Stressfrei ankommen
Klein, handlich, zuverlässig: Moderne Navigationsgeräte sind multimedial und kosten immer weniger.
Unterschiede gibt es trotzdem.

» Von , 01.12.2008 11:16. Letztes Update, 01.12.2008 11:20.
Angesichts knapper Zeitbudgets hat heute keiner mehr Verständnis für Verspätungen. Den oft mühsam abgerungenen «Timeslot» beim Kunden zu verpassen, ist unhöflich, unprofessionell und gefährdet die guten Beziehungen.
Geschäftsreisende, die mit dem Auto unterwegs sind, können sich vom Navigationsgerät pünktlich und entspannt ans Ziel führen lassen. Ortskenntnisse und umständliches Hantieren mit Strassenkarten braucht es dazu schon lange nicht mehr. Über das satellitengestützte Navigationssystem GPS (Global Positioning System) orten die Geräte die Position des Empfängers bis auf wenige Meter genau. Durch eine ständige Aktualisierung der Koordinaten lassen sich auf diese Weise exakte Routen und Ankunftszeiten berechnen. Für Vielfahrer lohnt sich ein gutes Navigationsgerät allemal, zumal sich die Preise stetig nach unten entwickeln.

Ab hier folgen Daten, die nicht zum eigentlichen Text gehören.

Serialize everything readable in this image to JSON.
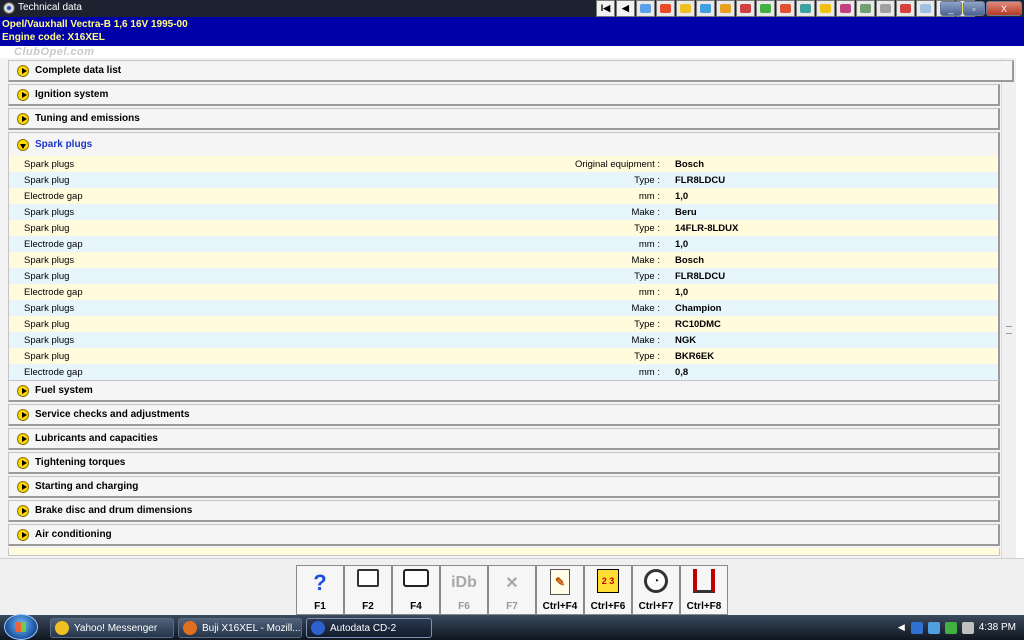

Die Grundausstattung der elektronischen Beifahrer ist im wesentlichen immer gleich, die Unterschiede verstecken sich meist im Detail. Äusserlich fällt auf, dass die Touchscreens immer breiter werden und so mehr Platz für die Anzeige und Bedienung bieten. Funktional bestechen die Modelle inzwischen mit einer riesigen Fülle an Zusatzfunktionen. Nebst der Routenführung bringen die meisten elektronischen Beifahrer auch noch ein Multimediapaket mit an Bord: MP3- und Video-Player, Bildbetrachter für digital gespeicherte Fotos, Währungsumrechner wie auch Spiele gehören mittlerweile zum guten Ton.